Benchmark ABI (w/o data-dependency fix) (w/o larger store queue)
This configuration is based on the purecap configuration, but with a shift to the "Benchmark ABI", which modifies default bounds on code pointers to be global. The benchmark ABI shifts code generation to use integer jump instructions, avoiding triggering of stalls stemming from PCC-relative accesses depending on new PCC bounds as described in Morello microarchitectural limitations. This workaround should especially recover non-essential overhead associated with calls into short functions.
Benchmark ABI (w/ data-dependency fix) (w/o larger store queue)
This configuration is based on the Benchmark ABI configuration, only run with a modified microarchitecture that addresses the data-dependent exception issue described in Morello microarchitectural limitations. The data-dependency fix avoids undesirable (and likely unnecessary in more recent baseline microarchitectures) stalls on capability stores.
Benchmark ABI (w/ data-dependency fix) (w/ larger store queue)

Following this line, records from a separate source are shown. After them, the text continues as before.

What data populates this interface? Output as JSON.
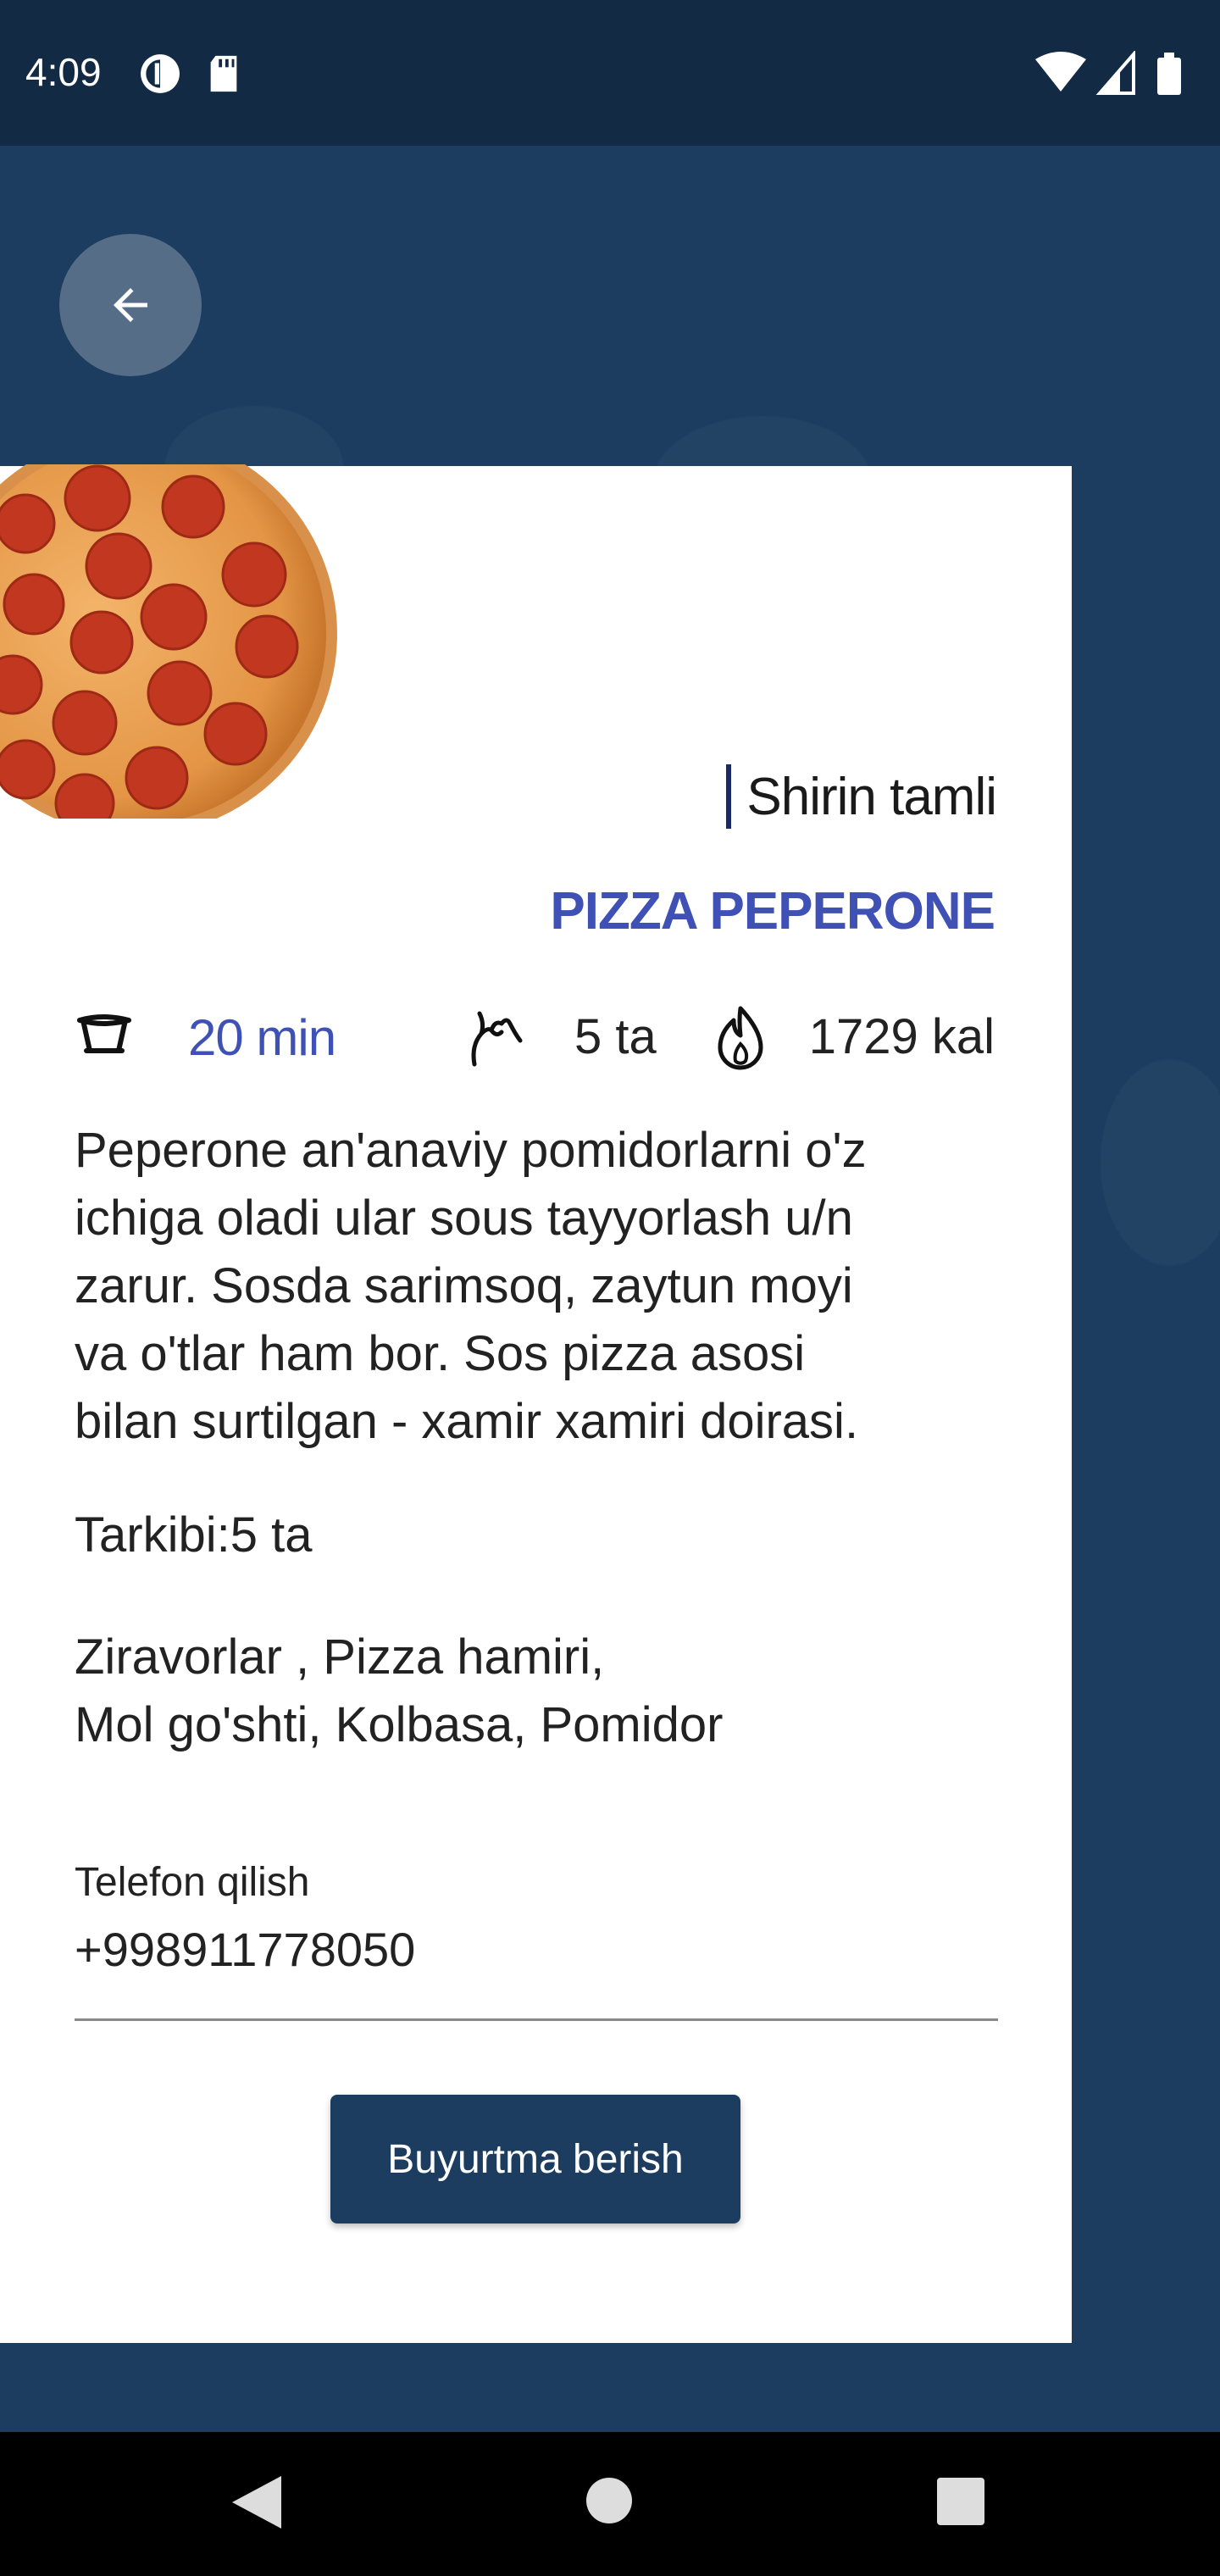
{
  "status_bar": {
    "time": "4:09"
  },
  "header": {
    "back_icon": "arrow-left-icon"
  },
  "product": {
    "subtitle": "Shirin tamli",
    "title": "PIZZA PEPERONE",
    "time": "20 min",
    "count": "5 ta",
    "calories": "1729 kal",
    "description_lines": [
      "Peperone an'anaviy pomidorlarni o'z",
      "ichiga oladi ular sous tayyorlash u/n",
      "zarur. Sosda sarimsoq, zaytun moyi",
      "va o'tlar ham bor. Sos pizza asosi",
      "bilan surtilgan - xamir xamiri doirasi."
    ],
    "ingredient_count": "Tarkibi:5 ta",
    "ingredients_lines": [
      "Ziravorlar , Pizza hamiri,",
      "Mol go'shti, Kolbasa, Pomidor"
    ]
  },
  "phone": {
    "label": "Telefon qilish",
    "value": "+998911778050"
  },
  "order_button": {
    "label": "Buyurtma berish"
  },
  "colors": {
    "accent": "#3f51b5",
    "primary": "#1c3d5f",
    "status_bar": "#132a45"
  }
}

This configuration is based on the Benchmark ABI configuration, run with a further modified microarchitecture that also expands the store queue size to address the queue pressure issue described in Morello microarchitectural limitations, on top of addressing the data-dependent exception issue.
P128 Forced GOT (w/ data-dependency fix) (w/ larger store queue)

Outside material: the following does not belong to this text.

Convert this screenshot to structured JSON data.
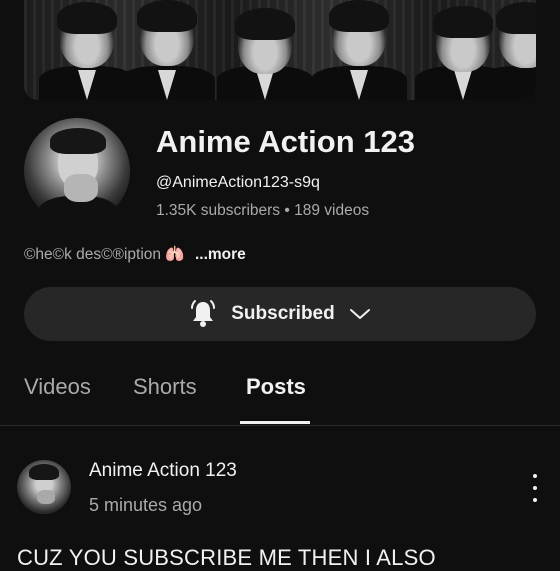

This configuration is based on the P128 compilation mode, which widens language-level pointers to capability width (128 bits) to emulate the essential overhead of pointer-size growth without exercising capability portions of the microarchitecture, which are less mature than 64-bit portions. This compilation mode is known not to experience problems with MADD code generation, for example. It also does not encounter problems with PCC branch prediction. In this mode, all global accesses other than constant pools are via a GOT, and PC-relative access to globals is not used, forcing indirection that corresponds to purecap global access.
We treat this configuration as the upper bound for estimated performance overhead of an optimized CHERI implementation against the Morello baseline (Neoverse N1) microarchitecture with elimination of the data-dependent exception issue and alleviating the store queue pressure issue. The data-dependence microarchitectural change should not, however, affect this workload. There are important limitations to the current fidelity of this work. With respect to the stack, storage for language-level pointers is widened, but only 64-bit values are loaded and stored. For implied register saves and restores, storage is not widened. GOT entries, including those used for the PLT, remain 64 bit.
P128 (w/ data-dependency fix) (w/ larger store queue)
This configuration is identical to the P128 Forced GOT configuration except that access to globals is sometimes performed via PC, bypassing GOT entries in configurations where aarch64 would offer the same choice — e.g., when performing read-only accesses to globals within the current shared object. If this optimization were used with pure-capability code, it could lead to inadequate bounds enforcement for read-only global variables whose pointers are taken, or when the compiler cannot prove that dynamically chosen indices to global arrays remain in bounds. We treat this configuration as the lower bound for estimated performance overhead of an optimized CHERI implementation against the Morello baseline (Neoverse N1) microarchitecture with elimination of the data-dependent exception issue; as above, the microarchitectural change should not affect this workload.